*Today marks the one year anniversary of the magnitude 7.0 earthquake that killed more than 230,000 people in Haiti. Roughly a million remain homeless amid the debris and stuttering reconstruction efforts in Port-au-Prince, according to the AP.

A year later, nearly a million Haitians remain in tents or other temporary shelter. The death of so many has left gaping holes in Haitian society, and the psychological wounds are still fresh.

Haitian native Wyclef Jean, who’s been active in the worldwide appeal for international aid following the deadly quake, says efforts to rebuild the country will ultimately rest with the nation’s youth.

“The first thing is, you have to understand, over 52 percent of the population is a youth population. And the youth population is basically tired of the old regime, the old style,” he told reporters at the Television Critics Association press tour this week in Pasadena.

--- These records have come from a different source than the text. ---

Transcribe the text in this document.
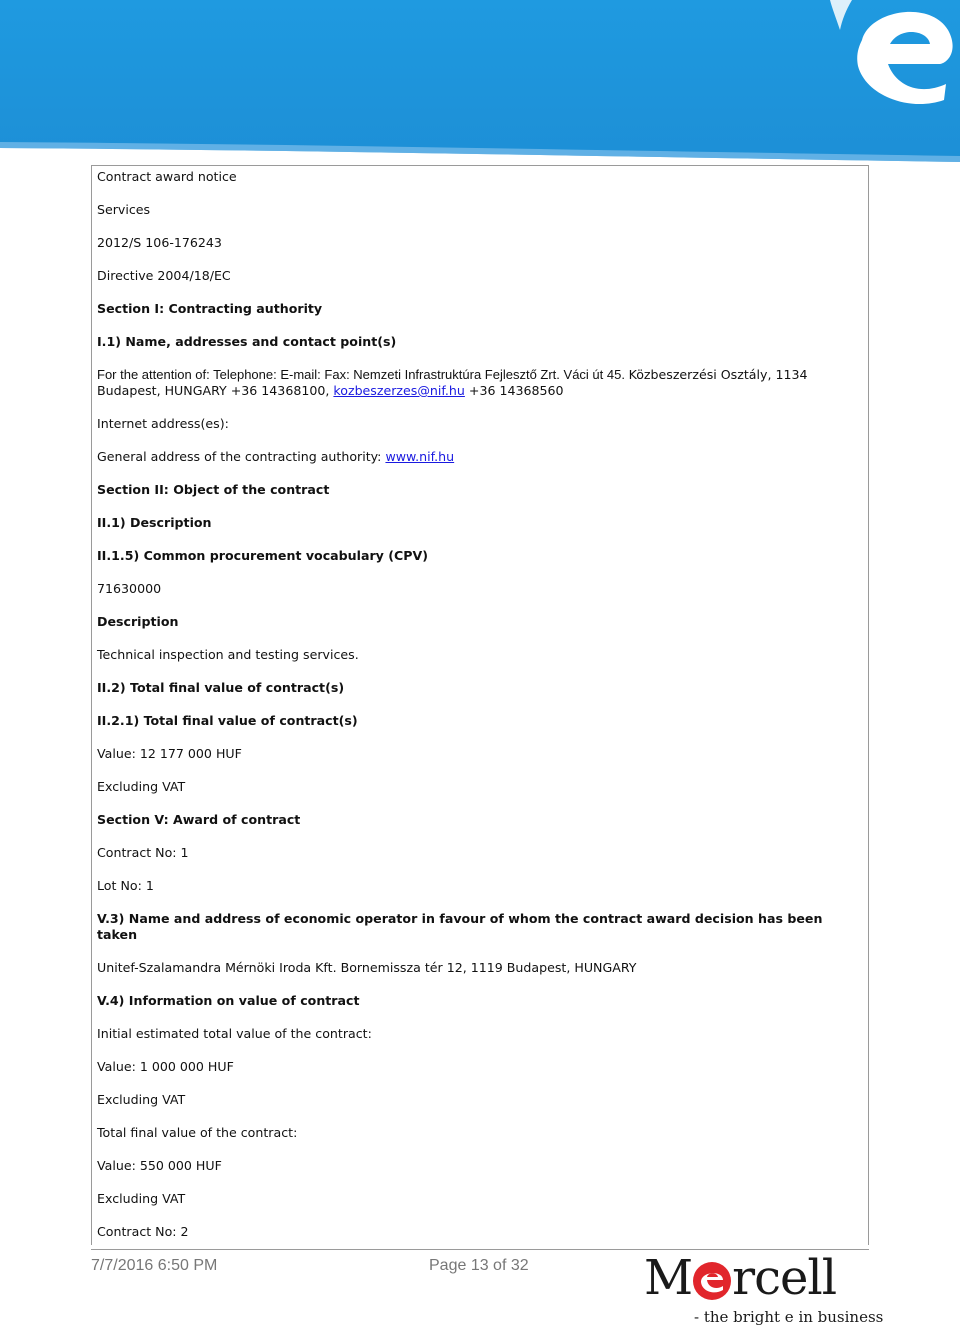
Contract award notice

Services

2012/S 106-176243

Directive 2004/18/EC

Section I: Contracting authority

I.1) Name, addresses and contact point(s)

For the attention of: Telephone: E-mail: Fax: Nemzeti Infrastruktúra Fejlesztő Zrt. Váci út 45. Közbeszerzési Osztály, 1134 Budapest, HUNGARY +36 14368100, kozbeszerzes@nif.hu +36 14368560

Internet address(es):

General address of the contracting authority: www.nif.hu

Section II: Object of the contract

II.1) Description

II.1.5) Common procurement vocabulary (CPV)

71630000

Description

Technical inspection and testing services.

II.2) Total final value of contract(s)

II.2.1) Total final value of contract(s)

Value: 12 177 000 HUF

Excluding VAT

Section V: Award of contract

Contract No: 1

Lot No: 1

V.3) Name and address of economic operator in favour of whom the contract award decision has been taken

Unitef-Szalamandra Mérnöki Iroda Kft. Bornemissza tér 12, 1119 Budapest, HUNGARY

V.4) Information on value of contract

Initial estimated total value of the contract:

Value: 1 000 000 HUF

Excluding VAT

Total final value of the contract:

Value: 550 000 HUF

Excluding VAT

Contract No: 2

7/7/2016 6:50 PM	Page 13 of 32 M rcell
- the bright e in business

“Even though you see 1.2 million people living in a tent, what I want you to understand is most of these kids that are living in Haiti are very tech-savvy when it comes to the Internet. So they are clear exactly on what’s going on,” added Wyclef, who attended the TCA gathering with Dr. Henry Louis Gates to promote the upcoming PBS series “Black in Latin America.”

“What they would like to see in the future to happen is the new government that comes in has to understand the level of job creation which is needed, the level of education which is needed, and the level of aid, but not aid that cripples an economy, aid that’s actually going to give these kids a chance to work, so that when these aid workers leave, these kids have a job,” he continued.

“So this is why I engage myself and decided that I would have took the shot and ran for the presidency of Haiti. Currently, right now, with this situation that we are in, we are in a situation where, a few days ago, if you follow the report, you can see the U.S. is going to decide to see if they are accepting this election or not. But, at this point, they are not accepting the election.

“So if this election goes to a fraud and it’s not accepted, that means that an interim government would have to come in, and we would have to do a new election in the course of one year from now.”